Forty-six-year-old Tony signed up for Fire and Emergency New Zealand nine years ago because he wanted to give back to his community and help people. One day he went straight from fighting a fire to the dairy shed to milk cows.
“It’s great that I have a flexible boss who knows that sometimes I have to go to a fire callout at short notice.”
Tony says it’s satisfying knowing he is making a difference by helping people. “We are there to help everyone who needs our help – including animals.
“As a firefighter you learn a lot of skills in managing situations and how to cope with different scenarios.”
All frontline people in Fire and Emergency New Zealand are trained in first aid – firefighters can be called out to medical emergencies to support the ambulance service.
“Depending on where ambulances are, we can be first on the scene to a heart attack for example, so knowing how to do CPR can save a life.”
On the farm, Tony works for a sharemilker with a 680-cow herd, in a team of five, plus two relief milkers.
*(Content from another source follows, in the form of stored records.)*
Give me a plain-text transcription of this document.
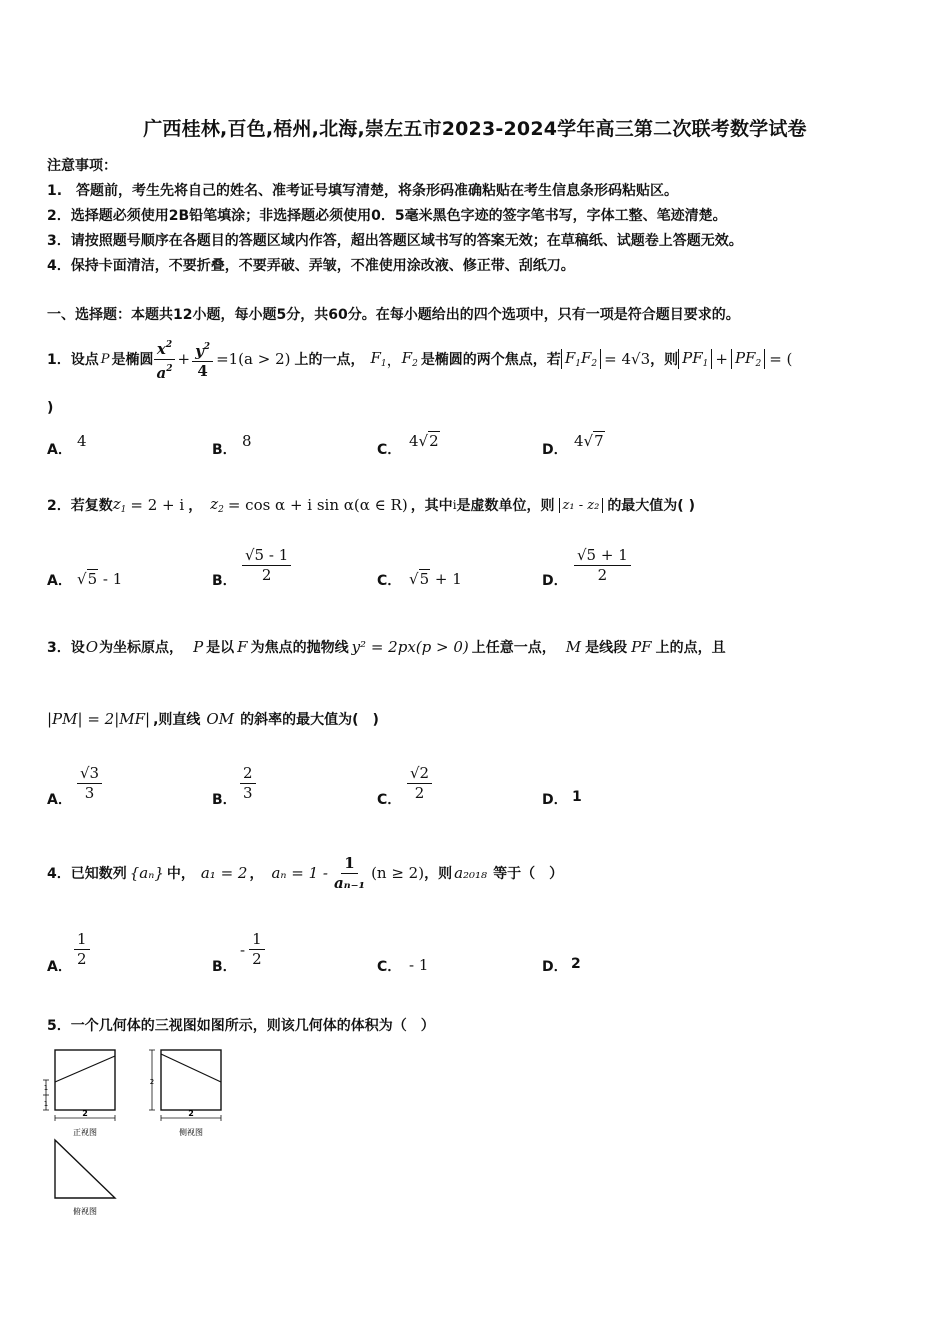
广西桂林,百色,梧州,北海,崇左五市2023-2024学年高三第二次联考数学试卷
注意事项：
1.　答题前，考生先将自己的姓名、准考证号填写清楚，将条形码准确粘贴在考生信息条形码粘贴区。
2．选择题必须使用2B铅笔填涂；非选择题必须使用0．5毫米黑色字迹的签字笔书写，字体工整、笔迹清楚。
3．请按照题号顺序在各题目的答题区域内作答，超出答题区域书写的答案无效；在草稿纸、试题卷上答题无效。
4．保持卡面清洁，不要折叠，不要弄破、弄皱，不准使用涂改液、修正带、刮纸刀。
一、选择题：本题共12小题，每小题5分，共60分。在每小题给出的四个选项中，只有一项是符合题目要求的。
1．设点 P 是椭圆 $\frac{x^2}{a^2} + \frac{y^2}{4} =1(a > 2)$ 上的一点， $F_1$ ， $F_2$ 是椭圆的两个焦点，若 $F_1F_2 = 4√3$ ，则 $PF_1 + PF_2$ = (
)
A． 4	B． 8	C． 4√2	D． 4√7
2．若复数 $z_1 = 2 + i$ ， $z_2 = \cos \alpha + i$ sin α(α ∈ R) ，其中 i 是虚数单位，则 z₁ - z₂ 的最大值为( )
A． √5 - 1	B． $\frac{√5 - 1}{2}$	C． √5 + 1	D． $\frac{√5 + 1}{2}$
3．设 O 为坐标原点， P 是以 F 为焦点的抛物线 y² = 2px(p > 0) 上任意一点， M 是线段 PF 上的点，且
|PM| = 2|MF| ,则直线 OM 的斜率的最大值为(　)
A． $\frac{√3}{3}$	B． $\frac{2}{3}$	C． $\frac{√2}{2}$	D． 1
4．已知数列 {aₙ} 中， a₁ = 2 ， $a_n = 1 - \frac{1}{\text{aₙ₋₁}} (n \ge 2)$ ，则 a₂₀₁₈ 等于（　）
A． $\frac{1}{2}$	B．
- $\frac{1}{2}$	C． - 1	D． 2
5．一个几何体的三视图如图所示，则该几何体的体积为（　）
1
1
2
正视图
2
2
侧视图
俯视图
He’s been a dairy farmer for 25 years.
“I love the cows. They’re my favourite thing about dairy farming. They’re great to work with and they all have their own personalities and habits. They come up for a rub in the paddock or in the milking shed. I don’t have a favourite – I love them all.
“Milking can be quite relaxing if you have good cows, a good shed and a good team. I really enjoy it. With farming, it’s a good feeling to see what you’ve achieved – the condition of the cows, the milk and the farm,” says Tony. Looking after the environment is also really important. The farm has three wetlands that have been fenced off, pockets of native bush and planting down the sides of waterways.
Tony says he enjoys the rewards of farming – being outdoors, the physical work and working with his hands.
After growing up on a sheep and beef farm, Tony started out in the air force, training to be an aircraft mechanic. But the call of the country was too strong and he decided to go back to the land.
He chose dairy farming after talking to a friend of the family who organised dairy farming jobs. Today, Tony recommends young people interested in working in dairy talk to people already working in the sector. School career advisors, NZ Young Farmers and DairyNZ can help with this.
“Just get out there, give it a go and see if it’s right for you. Join the local Young Farmers club, meet other people in the sector, ask questions. Schools have great programmes,” he says.
Tony studied for a certificate in farm business management when he first started working in dairy. He studied through an industry training organisation and found it stood him in good stead. “It taught me a lot of the financial side of farming. Cows and grass are a big part of dairy farming but you also have to be able to sit in an office and do your budgets and financials.”
Communication is also really important on a farm, says Tony. “We all talk about things where I work. Young people ask questions and I enjoy helping them learn.”
He goes to DairyNZ discussion groups, which he finds helpful in getting the latest information. It’s also a great opportunity to meet up with other farmers. “If you’re struggling with something or if it’s a tough season, you realise you’re not the only one. It’s good to talk to people.”
Tony says he has worked in a range of roles in the dairy sector – from managing farms and sharemilking to where he is now – working for a sharemilker. He says it’s great there are so many options because you can choose the role that suits you at different stages of your life and for the lifestyle you want. One day he and his wife Lucy want to travel but right now they’re happy exactly where they are.